On A Roll: How a Young Startup is Bringing Options Trading to the DeFi Space

Road Town, British Virgin Islands, 17th February 2021, ZEXPRWIRE FinNexus was born only a little more than a year ago. Yet they are already at the forefront of crypto innovation, having built one of the very few platforms exploring options trading in decentralized finance.

Their protocol, based on Ethereum and Wanchain, deploys an innovative system that relies on pooled liquidity to write and settle options, as well as to share premiums, allowing users to trade options seamlessly without the need for an order book. Thanks to the FinNexus Protocol for Options it is easier than ever to buy and exercise BTC, ETH, LINK, SNX, and MKR options in a secure and decentralized way.

The company has been on a roll recently, launching a series of new upgrades. And planning more.

In January, they deployed a new mining system allowing users to gain up to over 2000% APY rewards by mining USDC/USDT and FNX in pairs. Assuming the best combination of the two is chosen – dirty little secret: it’s 10:1 in FPT(the pool share) – and the tokens are mined and staked to the fullest, the reward multiplier can be a stunning 320x. The new mechanism, however, appears not to have simply been thought of as a boost to users’ profits, but as an organic improvement to tie USDC/USDT and FNX contributions together and avoid farm-and-dump scenarios.

The team has concurrently designed a new UX/UI for the trading page to support the mining mechanism. A complete redo of its Home and About Us page is in the pipelines, too.

FinNexus has then moved on to challenge one of the issues all up-and-coming Defi projects must face – liquidity. Though the value locked in their protocol is increasing fast, the team has completely moved its AMM liquidity mining to SushiSwap, where it has been part of the Onsen program since December. As for centralized exchanges, FNX has been added to MXC – on top of Bitmax, Bitrue, BKEK, and others – while more listings are likely in the near future.

The latest news to come from the team, however, is a huge FNX token burn, amounting to 292,601,955 tokens, about 60 percent of their total 500 million supply. The decision was taken after a community vote selected this option with a crushing majority over the possibility of establishing a community-controlled fund.

According to the FinNexus team, the burn was meant to allay fears on the part of investors who had long been concerned that such a large amount of non-circulating tokens could be dumped on the market in the future, jeopardizing their gains. The decision, FinNexus says, once again reinstates the project’s commitment to long-term goals.

These developments have been accompanied by an ongoing airdrop that will see the team providing the equivalent of 1068 FNX to 500 qualified addresses in their platform pool share token.

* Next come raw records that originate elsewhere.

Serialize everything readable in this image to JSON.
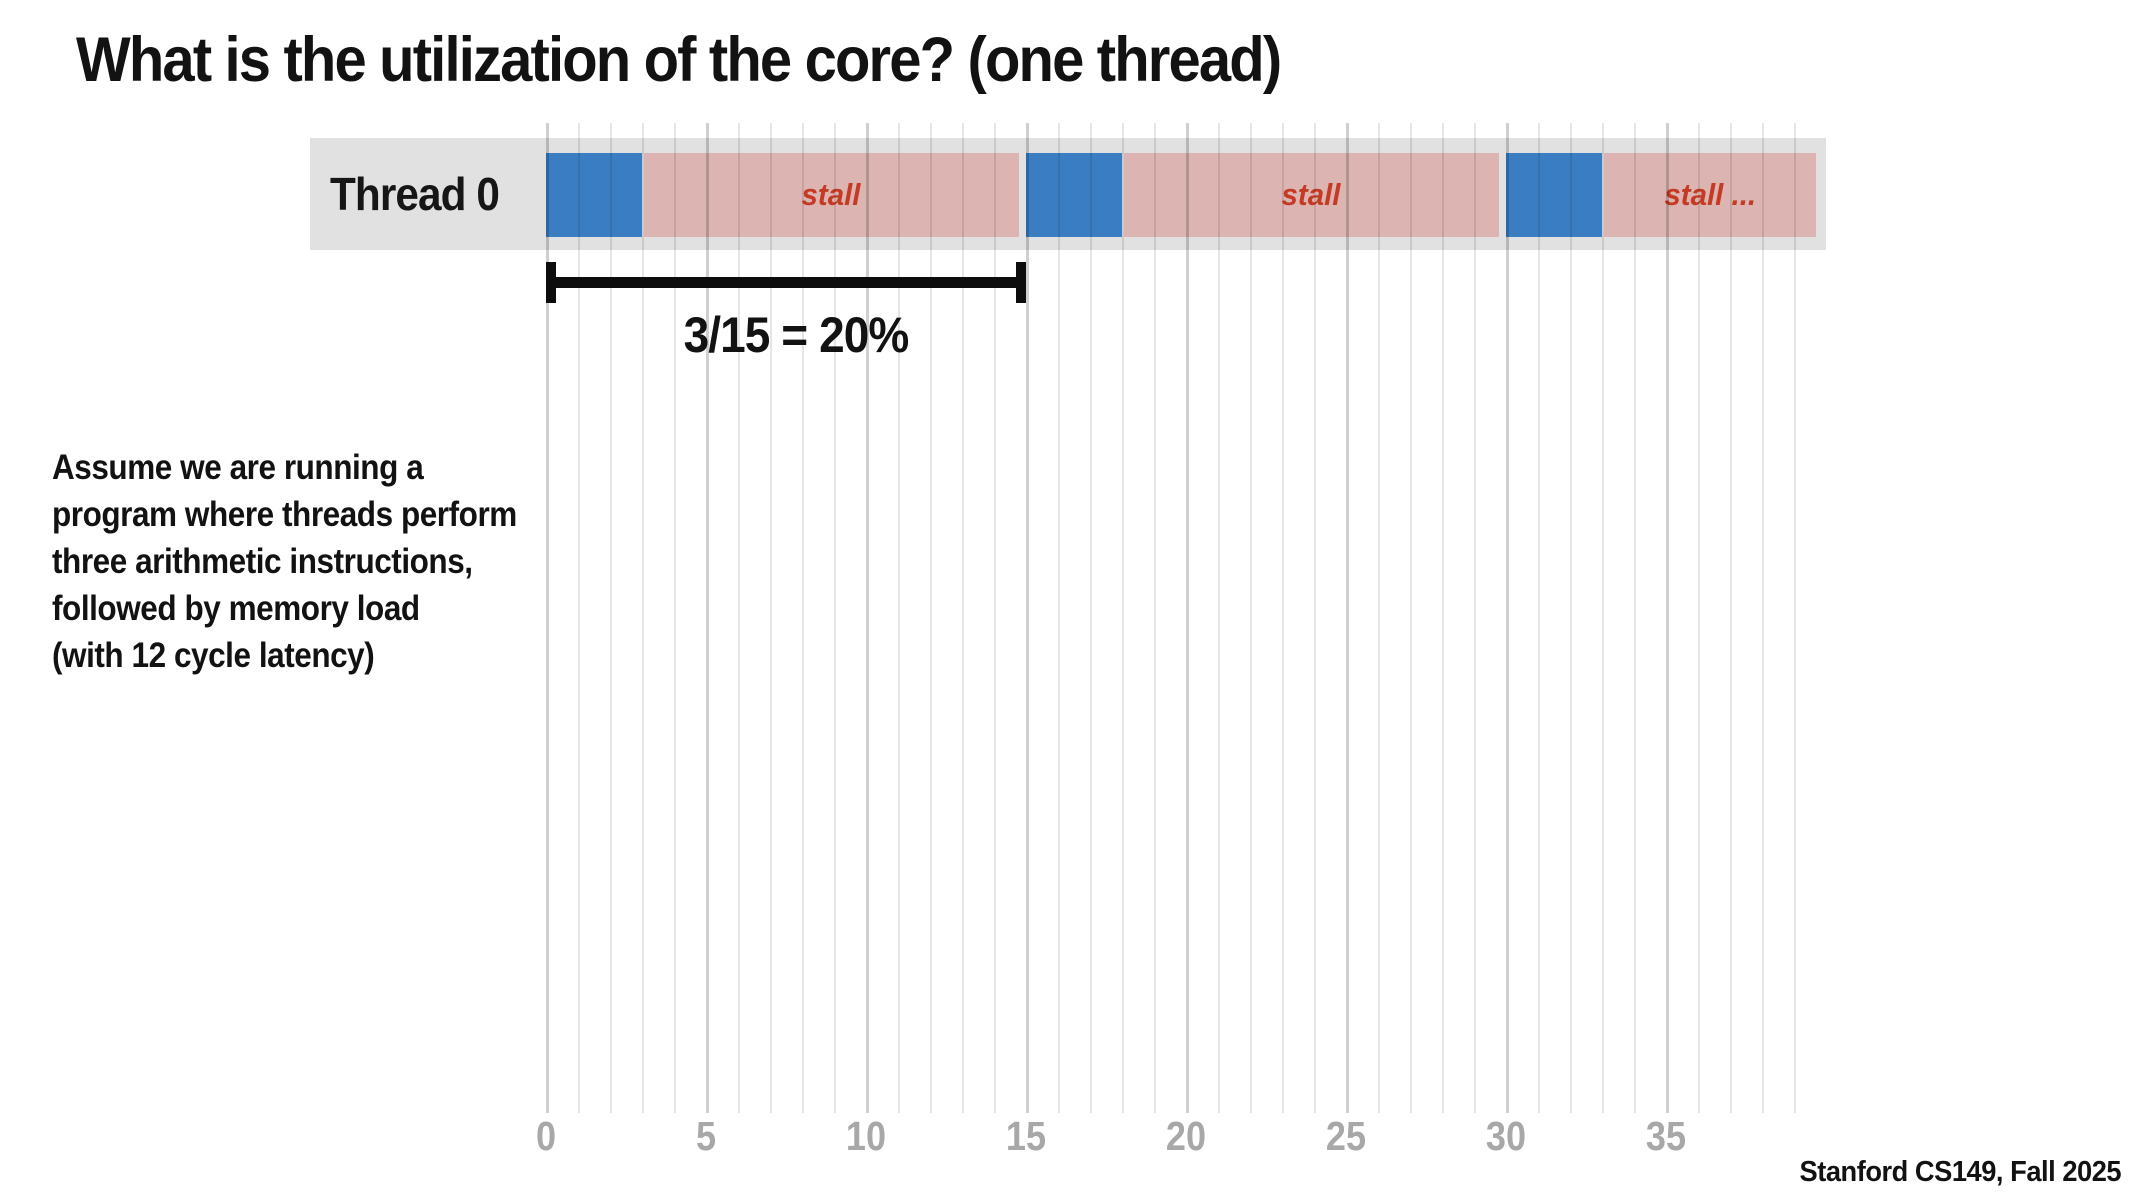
{
  "title": "What is the utilization of the core? (one thread)",
  "thread_label": "Thread 0",
  "assumption_text": "Assume we are running a\nprogram where threads perform\nthree arithmetic instructions,\nfollowed by memory load\n(with 12 cycle latency)",
  "footer": "Stanford CS149, Fall 2025",
  "colors": {
    "busy_fill": "#3b7dc3",
    "stall_fill": "#dcb5b2",
    "stall_text": "#c43a22",
    "band_fill": "#e1e1e1",
    "axis_label": "#a8a8a8",
    "text": "#121212"
  },
  "chart_data": {
    "type": "timeline",
    "title": "Thread 0 execution timeline",
    "x_range": [
      0,
      40
    ],
    "x_ticks": [
      0,
      5,
      10,
      15,
      20,
      25,
      30,
      35
    ],
    "gridline_count": 40,
    "grid_major_every": 5,
    "thread": "Thread 0",
    "segments": [
      {
        "type": "busy",
        "start": 0,
        "end": 3,
        "label": ""
      },
      {
        "type": "stall",
        "start": 3,
        "end": 15,
        "label": "stall"
      },
      {
        "type": "busy",
        "start": 15,
        "end": 18,
        "label": ""
      },
      {
        "type": "stall",
        "start": 18,
        "end": 30,
        "label": "stall"
      },
      {
        "type": "busy",
        "start": 30,
        "end": 33,
        "label": ""
      },
      {
        "type": "stall",
        "start": 33,
        "end": 39.9,
        "label": "stall ..."
      }
    ],
    "bracket": {
      "start": 0,
      "end": 15,
      "label": "3/15 = 20%"
    }
  }
}
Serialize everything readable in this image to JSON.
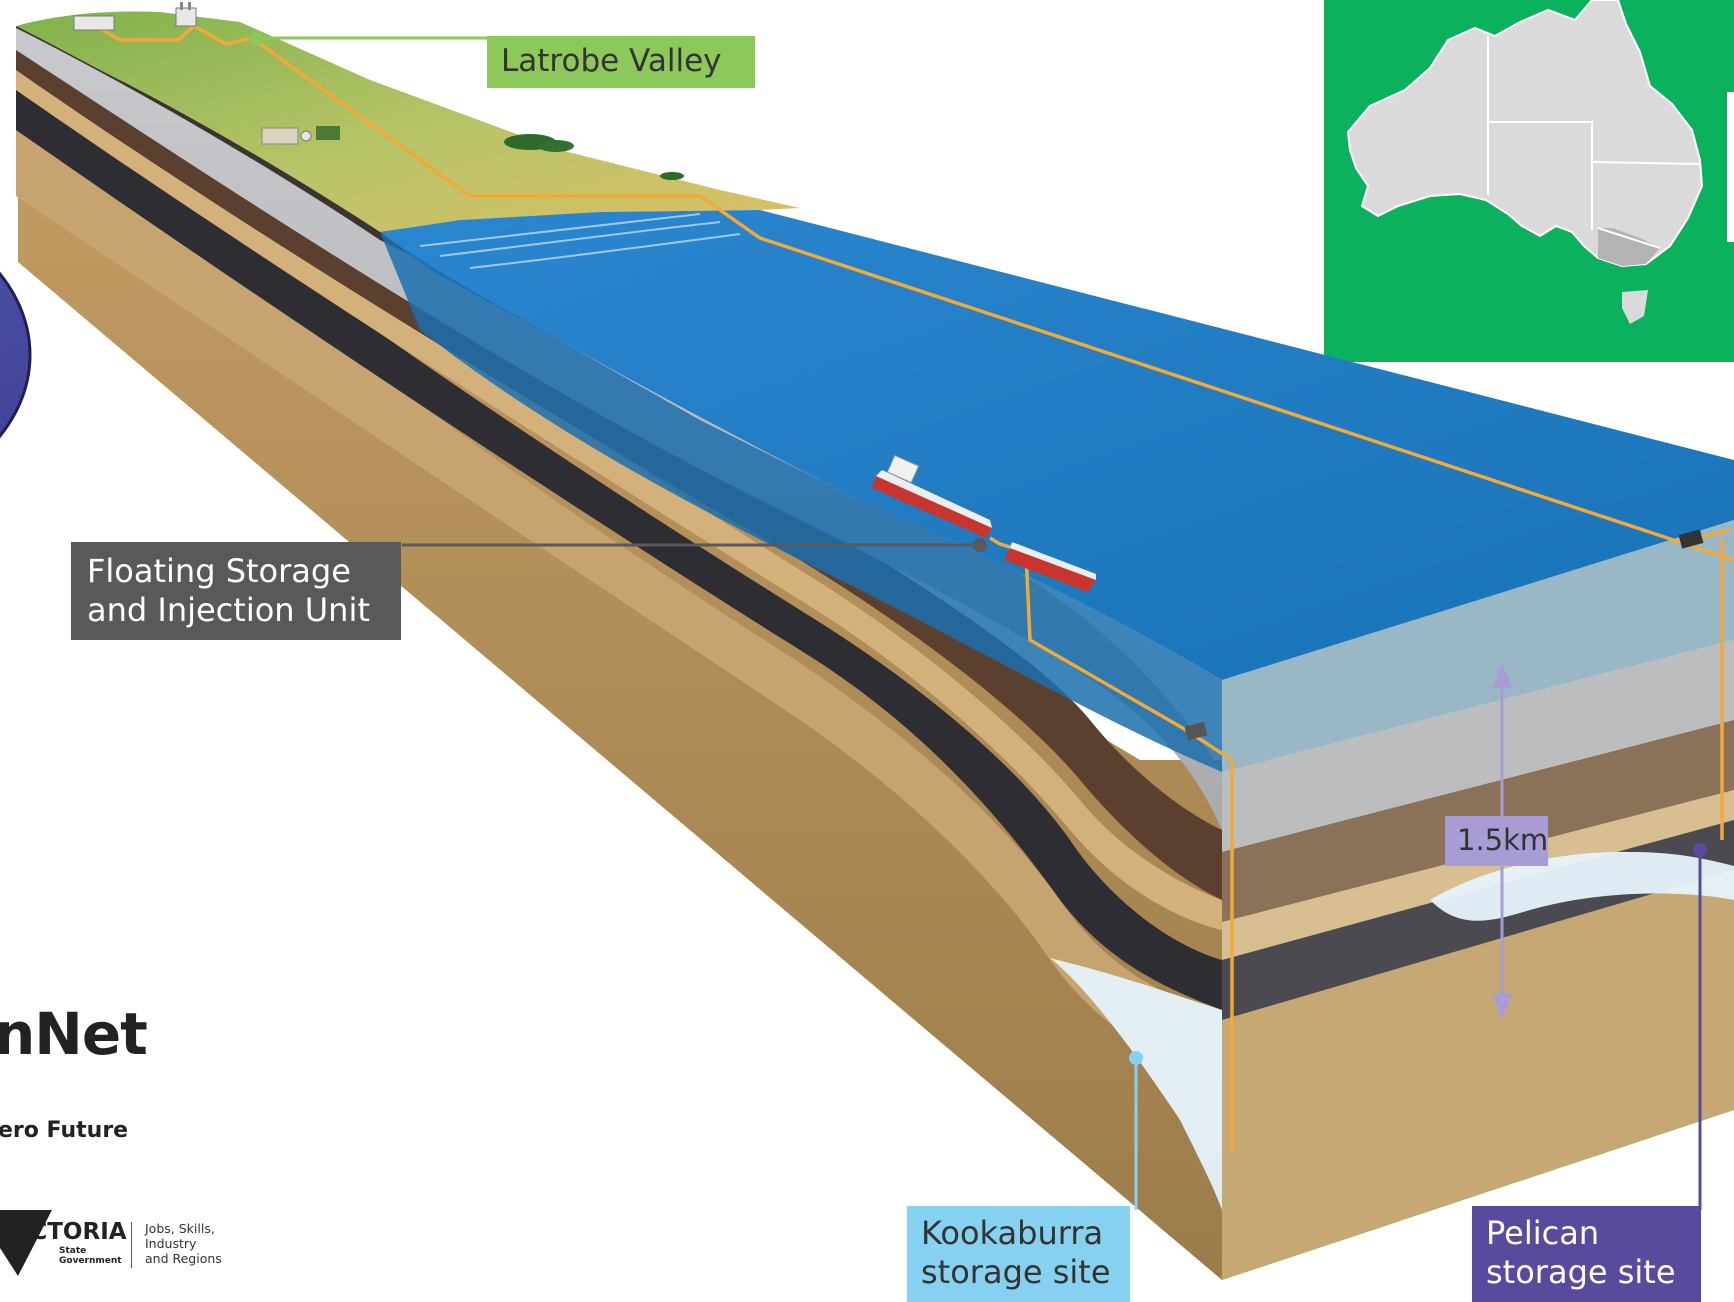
{
  "labels": {
    "latrobe": "Latrobe Valley",
    "fsiu_line1": "Floating Storage",
    "fsiu_line2": "and Injection Unit",
    "depth": "1.5km",
    "kookaburra_line1": "Kookaburra",
    "kookaburra_line2": "storage site",
    "pelican_line1": "Pelican",
    "pelican_line2": "storage site"
  },
  "branding": {
    "project_name_partial": "nNet",
    "tagline_partial": "ero Future",
    "victoria_word": "VICTORIA",
    "victoria_sub_1": "State",
    "victoria_sub_2": "Government",
    "department_1": "Jobs, Skills,",
    "department_2": "Industry",
    "department_3": "and Regions"
  },
  "colors": {
    "pipeline": "#f2a93b",
    "ocean": "#1f7fc2",
    "ocean_front": "#2d8cc8",
    "water_face": "#9ab7c6",
    "land_green": "#8ab85a",
    "land_sand": "#d9bf67",
    "gray_layer": "#bfc1c4",
    "brown_layer": "#5b4030",
    "coal_layer": "#2b2b2f",
    "sand_layer": "#c9a46c",
    "deep_layer": "#a98957",
    "map_bg": "#0bb15c",
    "map_land": "#dadada",
    "victoria_highlight": "#b3b3b3",
    "purple_accent": "#5a4a9e",
    "light_blue_accent": "#86d0f0",
    "latrobe_green": "#8cc85a",
    "fsiu_gray": "#58595b",
    "depth_lavender": "#a89cd4"
  },
  "icons": {
    "vessel": "ship-icon",
    "subsea_unit": "wellhead-icon",
    "inset": "australia-map-icon"
  }
}
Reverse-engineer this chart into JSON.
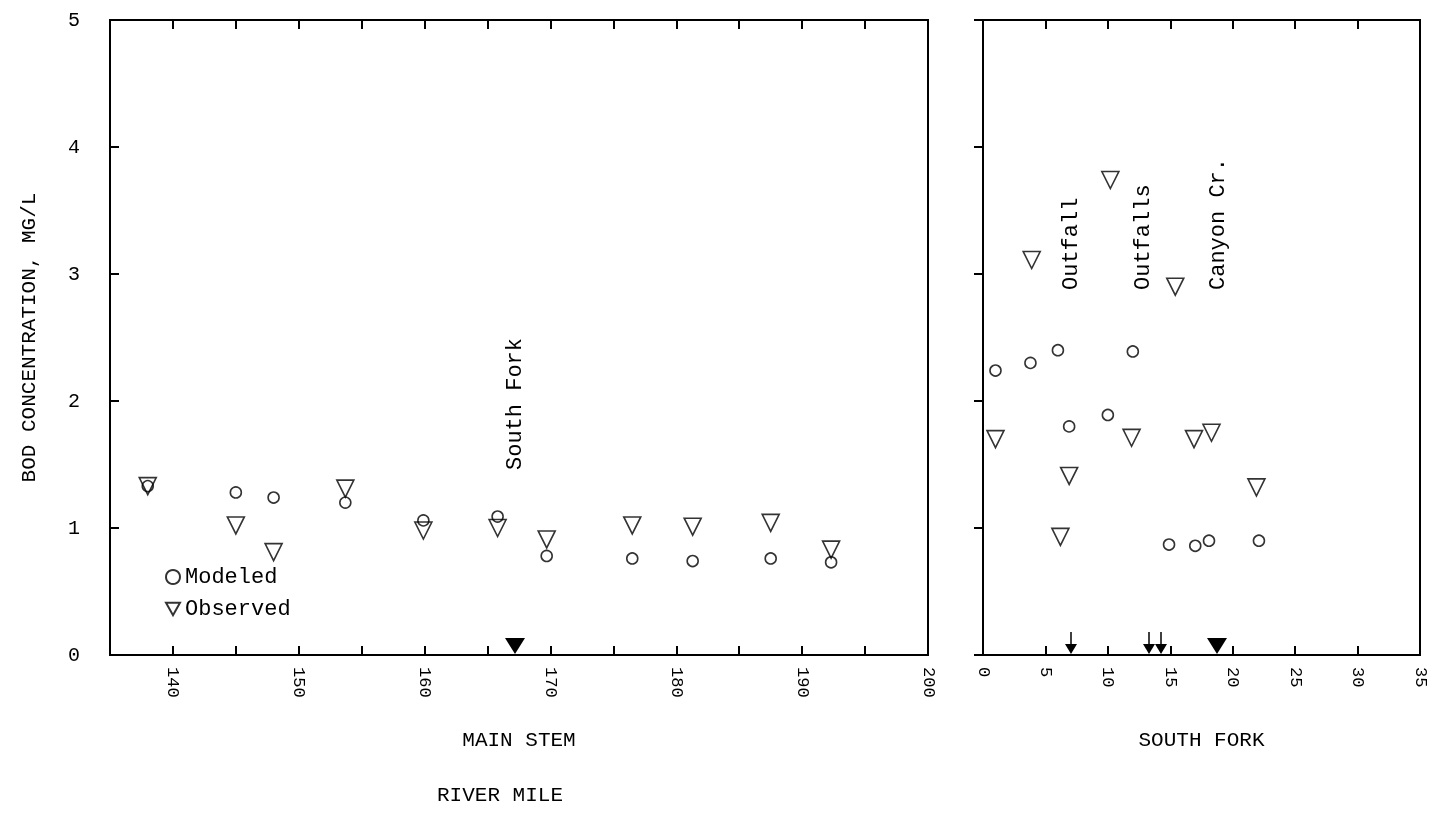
{
  "chart_data": [
    {
      "type": "scatter",
      "xlabel": "MAIN STEM",
      "ylabel": "BOD CONCENTRATION, MG/L",
      "legend": "bottom left",
      "xlim": [
        135,
        200
      ],
      "ylim": [
        0,
        5
      ],
      "xticks": [
        140,
        {
          "value": 145,
          "label": null
        },
        150,
        {
          "value": 155,
          "label": null
        },
        160,
        {
          "value": 165,
          "label": null
        },
        170,
        {
          "value": 175,
          "label": null
        },
        180,
        {
          "value": 185,
          "label": null
        },
        190,
        {
          "value": 195,
          "label": null
        },
        200
      ],
      "yticks": [
        0,
        1,
        2,
        3,
        4,
        5
      ],
      "annotations": [
        "South Fork",
        "RIVER MILE"
      ],
      "series": [
        {
          "name": "Modeled",
          "color": "#000000",
          "marker": "circle",
          "x": [
            138,
            145,
            148,
            153.7,
            159.9,
            165.8,
            169.7,
            176.5,
            181.3,
            187.5,
            192.3
          ],
          "values": [
            1.33,
            1.28,
            1.24,
            1.2,
            1.06,
            1.09,
            0.78,
            0.76,
            0.74,
            0.76,
            0.73
          ]
        },
        {
          "name": "Observed",
          "color": "#000000",
          "marker": "triangle",
          "x": [
            138,
            145,
            148,
            153.7,
            159.9,
            165.8,
            169.7,
            176.5,
            181.3,
            187.5,
            192.3
          ],
          "values": [
            1.33,
            1.02,
            0.81,
            1.31,
            0.98,
            1.0,
            0.91,
            1.02,
            1.01,
            1.04,
            0.83
          ]
        }
      ]
    },
    {
      "type": "scatter",
      "xlabel": "SOUTH FORK",
      "xlim": [
        0,
        35
      ],
      "ylim": [
        0,
        5
      ],
      "xticks": [
        0,
        5,
        10,
        15,
        20,
        25,
        30,
        35
      ],
      "yticks": [
        0,
        1,
        2,
        3,
        4,
        5
      ],
      "tick_labels": "x",
      "annotations": [
        "Outfall",
        "Outfalls",
        "Canyon Cr."
      ],
      "series": [
        {
          "color": "#000000",
          "marker": "circle",
          "x": [
            1.0,
            3.8,
            6.0,
            6.9,
            10.0,
            12.0,
            14.9,
            17.0,
            18.1,
            22.1
          ],
          "values": [
            2.24,
            2.3,
            2.4,
            1.8,
            1.89,
            2.39,
            0.87,
            0.86,
            0.9,
            0.9
          ]
        },
        {
          "color": "#000000",
          "marker": "triangle",
          "x": [
            1.0,
            3.9,
            6.2,
            6.9,
            10.2,
            11.9,
            15.4,
            16.9,
            18.3,
            21.9
          ],
          "values": [
            1.7,
            3.11,
            0.93,
            1.41,
            3.74,
            1.71,
            2.9,
            1.7,
            1.75,
            1.32
          ]
        }
      ]
    }
  ]
}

Unsurprisingly, the targets have been chosen among those who are most likely to participate in Defi projects – the details are on their blog.

It is perhaps unsurprising that with such an array of news – and the ongoing alt-season – their token should see a strong upward trend. As this article is being written, FNX is well above 0.7USD, an increase of over 400% over the past month, while the total value locked in their protocol has moved from less than 1 million in December to over 9 million – a clear sign of investors’ confidence.

It is easy to guess that with more developments in the pipelines, value and returns are likely to grow in the foreseeable future. FinNexus is already in talks with Frax Finance to create a new pool with algorithmic stablecoins as collateral and tap into the growing liquidity associated with that market. They are also studying a new insurance system for contributors to their USDC/USDT pool, although details of this latter project have not yet been made public. Moreover, they are working on NFTs to combine different options strategies and provide tailored products for traders.

Finally, FinNexus is operating in a broadly positive context, being one of a handful of options platforms in DeFi, even though data show these derivatives are ever more popular among retailers in legacy finance. As reported by the Economist, last year “almost 30 million equity options were traded each day on American exchanges, a rise of more than 50% from 2019.” It might well be only a question of time before they turn to crypto and Decentralized Finance.

With these fundamentals, these developments and, increasingly, these results, anyone in crypto should keep an eye on FinNexus.